ENFLONSIA is administered as a single 105 mg dose, regardless of the infant’s weight, offering a simplified dosing regimen that does not require weight-based calculations. This non-weight-based dosing is a first for RSV prevention options in infants.
The CDC’s Advisory Committee on Immunization Practices is expected to meet later this month to discuss recommendations for ENFLONSIA’s use in infants. Merck intends to make the drug available in the U.S. before the start of the 2025-2026 RSV season, with ordering beginning in July.
While ENFLONSIA has been approved for use, it is not recommended for infants with a history of serious hypersensitivity reactions to any component of the drug. The most common adverse reactions observed were injection-site erythema, injection-site swelling, and rash.
This approval follows Merck’s commitment to developing innovative health solutions and adds to its portfolio of medicines and vaccines aimed at preventing and treating diseases. The information provided here is based on a press release statement from Merck & Co., Inc.
In other recent news, Merck & Co.

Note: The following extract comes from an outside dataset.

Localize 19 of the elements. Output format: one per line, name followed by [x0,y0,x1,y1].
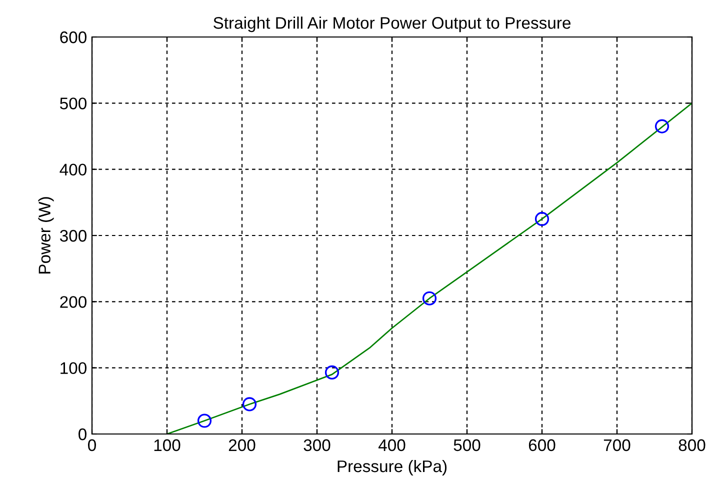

Inc. has reported successful Phase 3 trial results for its cholesterol drug, enlicitide decanoate, which showed significant reductions in LDL cholesterol levels. The trials, known as CORALreef HeFH and CORALreef AddOn, demonstrated enlicitide’s effectiveness compared to placebo and other oral non-statin therapies. If approved, enlicitide could become the first oral PCSK9 inhibitor in the U.S., providing a convenient alternative to injectable treatments. Meanwhile, BMO Capital has maintained its Market Perform rating for Merck, noting potential short-term challenges despite a promising long-term oncology strategy. In contrast, Goldman Sachs reaffirmed its Buy rating, highlighting Merck’s expansive oncology strategy and potential commercial opportunities exceeding $25 billion by the mid-2030s.
Additionally, reports have emerged of Merck engaging in acquisition talks with MoonLake Immunotherapeutics, a Swiss biotech firm, for over $3 billion. Although the initial offer was turned down, discussions may resume, reflecting Merck’s strategy to enhance its drug pipeline through strategic acquisitions. This potential acquisition aligns with Merck’s commitment to expanding its portfolio, particularly in light of upcoming clinical milestones for MoonLake’s therapies. Investors are closely watching these developments, as they could significantly impact both Merck’s and MoonLake’s future trajectories in the pharmaceutical sector.